O interesse de encontrar um parceiro privado para a Casan em Santa Catarina nunca foi segredo no governo Raimundo Colombo (PSD). Em 2011, primeiro ano do lageano na Casa D'Agronômica, um projeto foi encaminhado à Assembleia Legislativa com pedido de autorização para venda das ações da companhia à iniciativa privada. Na época, a intenção era atrair recursos financeiros para uma estatal deficitária – havia fechado 2010 com R$ 11,4 milhões de prejuízo –, criar um fundo e ampliar a cobertura de saneamento no Estado.
Não sem barulho, os projetos chegaram à Alesc em junho de 2011. Trabalhadores da estatal, representados pelo Sindicato dos Trabalhadores em Água, Esgoto e Meio Ambiente de SC (Sintaema), e deputados da oposição, em especial o líder do PT no Legislativo, deputado Dirceu Dresch, saíram na dianteira reclamando da proposta.

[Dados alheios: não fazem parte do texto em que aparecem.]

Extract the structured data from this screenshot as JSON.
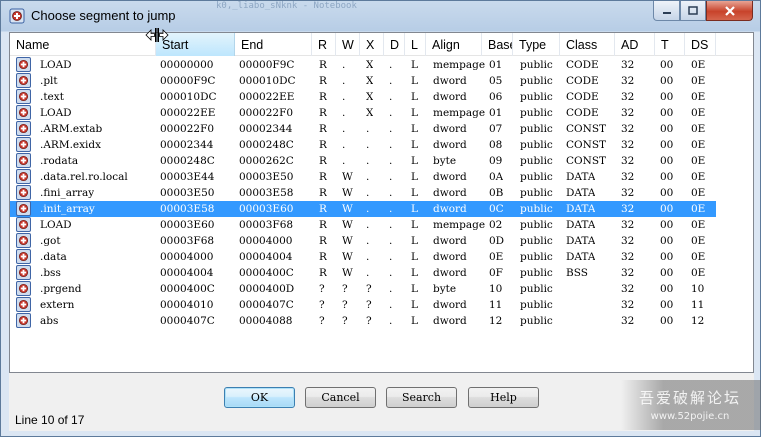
{
  "window": {
    "title": "Choose segment to jump",
    "background_text": "k0,_liabo_sNknk - Notebook"
  },
  "columns": [
    "Name",
    "Start",
    "End",
    "R",
    "W",
    "X",
    "D",
    "L",
    "Align",
    "Base",
    "Type",
    "Class",
    "AD",
    "T",
    "DS"
  ],
  "active_column": "Start",
  "rows": [
    {
      "name": "LOAD",
      "start": "00000000",
      "end": "00000F9C",
      "r": "R",
      "w": ".",
      "x": "X",
      "d": ".",
      "l": "L",
      "align": "mempage",
      "base": "01",
      "type": "public",
      "class": "CODE",
      "ad": "32",
      "t": "00",
      "ds": "0E"
    },
    {
      "name": ".plt",
      "start": "00000F9C",
      "end": "000010DC",
      "r": "R",
      "w": ".",
      "x": "X",
      "d": ".",
      "l": "L",
      "align": "dword",
      "base": "05",
      "type": "public",
      "class": "CODE",
      "ad": "32",
      "t": "00",
      "ds": "0E"
    },
    {
      "name": ".text",
      "start": "000010DC",
      "end": "000022EE",
      "r": "R",
      "w": ".",
      "x": "X",
      "d": ".",
      "l": "L",
      "align": "dword",
      "base": "06",
      "type": "public",
      "class": "CODE",
      "ad": "32",
      "t": "00",
      "ds": "0E"
    },
    {
      "name": "LOAD",
      "start": "000022EE",
      "end": "000022F0",
      "r": "R",
      "w": ".",
      "x": "X",
      "d": ".",
      "l": "L",
      "align": "mempage",
      "base": "01",
      "type": "public",
      "class": "CODE",
      "ad": "32",
      "t": "00",
      "ds": "0E"
    },
    {
      "name": ".ARM.extab",
      "start": "000022F0",
      "end": "00002344",
      "r": "R",
      "w": ".",
      "x": ".",
      "d": ".",
      "l": "L",
      "align": "dword",
      "base": "07",
      "type": "public",
      "class": "CONST",
      "ad": "32",
      "t": "00",
      "ds": "0E"
    },
    {
      "name": ".ARM.exidx",
      "start": "00002344",
      "end": "0000248C",
      "r": "R",
      "w": ".",
      "x": ".",
      "d": ".",
      "l": "L",
      "align": "dword",
      "base": "08",
      "type": "public",
      "class": "CONST",
      "ad": "32",
      "t": "00",
      "ds": "0E"
    },
    {
      "name": ".rodata",
      "start": "0000248C",
      "end": "0000262C",
      "r": "R",
      "w": ".",
      "x": ".",
      "d": ".",
      "l": "L",
      "align": "byte",
      "base": "09",
      "type": "public",
      "class": "CONST",
      "ad": "32",
      "t": "00",
      "ds": "0E"
    },
    {
      "name": ".data.rel.ro.local",
      "start": "00003E44",
      "end": "00003E50",
      "r": "R",
      "w": "W",
      "x": ".",
      "d": ".",
      "l": "L",
      "align": "dword",
      "base": "0A",
      "type": "public",
      "class": "DATA",
      "ad": "32",
      "t": "00",
      "ds": "0E"
    },
    {
      "name": ".fini_array",
      "start": "00003E50",
      "end": "00003E58",
      "r": "R",
      "w": "W",
      "x": ".",
      "d": ".",
      "l": "L",
      "align": "dword",
      "base": "0B",
      "type": "public",
      "class": "DATA",
      "ad": "32",
      "t": "00",
      "ds": "0E"
    },
    {
      "name": ".init_array",
      "start": "00003E58",
      "end": "00003E60",
      "r": "R",
      "w": "W",
      "x": ".",
      "d": ".",
      "l": "L",
      "align": "dword",
      "base": "0C",
      "type": "public",
      "class": "DATA",
      "ad": "32",
      "t": "00",
      "ds": "0E"
    },
    {
      "name": "LOAD",
      "start": "00003E60",
      "end": "00003F68",
      "r": "R",
      "w": "W",
      "x": ".",
      "d": ".",
      "l": "L",
      "align": "mempage",
      "base": "02",
      "type": "public",
      "class": "DATA",
      "ad": "32",
      "t": "00",
      "ds": "0E"
    },
    {
      "name": ".got",
      "start": "00003F68",
      "end": "00004000",
      "r": "R",
      "w": "W",
      "x": ".",
      "d": ".",
      "l": "L",
      "align": "dword",
      "base": "0D",
      "type": "public",
      "class": "DATA",
      "ad": "32",
      "t": "00",
      "ds": "0E"
    },
    {
      "name": ".data",
      "start": "00004000",
      "end": "00004004",
      "r": "R",
      "w": "W",
      "x": ".",
      "d": ".",
      "l": "L",
      "align": "dword",
      "base": "0E",
      "type": "public",
      "class": "DATA",
      "ad": "32",
      "t": "00",
      "ds": "0E"
    },
    {
      "name": ".bss",
      "start": "00004004",
      "end": "0000400C",
      "r": "R",
      "w": "W",
      "x": ".",
      "d": ".",
      "l": "L",
      "align": "dword",
      "base": "0F",
      "type": "public",
      "class": "BSS",
      "ad": "32",
      "t": "00",
      "ds": "0E"
    },
    {
      "name": ".prgend",
      "start": "0000400C",
      "end": "0000400D",
      "r": "?",
      "w": "?",
      "x": "?",
      "d": ".",
      "l": "L",
      "align": "byte",
      "base": "10",
      "type": "public",
      "class": "",
      "ad": "32",
      "t": "00",
      "ds": "10"
    },
    {
      "name": "extern",
      "start": "00004010",
      "end": "0000407C",
      "r": "?",
      "w": "?",
      "x": "?",
      "d": ".",
      "l": "L",
      "align": "dword",
      "base": "11",
      "type": "public",
      "class": "",
      "ad": "32",
      "t": "00",
      "ds": "11"
    },
    {
      "name": "abs",
      "start": "0000407C",
      "end": "00004088",
      "r": "?",
      "w": "?",
      "x": "?",
      "d": ".",
      "l": "L",
      "align": "dword",
      "base": "12",
      "type": "public",
      "class": "",
      "ad": "32",
      "t": "00",
      "ds": "12"
    }
  ],
  "selected_row": 9,
  "buttons": {
    "ok": "OK",
    "cancel": "Cancel",
    "search": "Search",
    "help": "Help"
  },
  "status": "Line 10 of 17",
  "watermark": {
    "line1": "吾爱破解论坛",
    "line2": "www.52pojie.cn"
  },
  "icons": {
    "app": "ida-segment-icon",
    "segment": "segment-icon",
    "cursor": "column-resize-cursor-icon"
  },
  "colors": {
    "selection": "#3399ff",
    "titlebar": "#c9daec",
    "close": "#c8432b"
  }
}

O executivo pedia autorização para recomprar 35% das ações que estavam com outros órgãos do governo, como Codesc e SC Par, e colocá-las no mercado.
Em setembro de 2011, com 30 votos a 8, o parlamento autorizou a operação. Além disso, derrubaram uma emenda constitucional, criada em 2010, que previa a realização de um plebiscito em caso de alienação de ações da companhia.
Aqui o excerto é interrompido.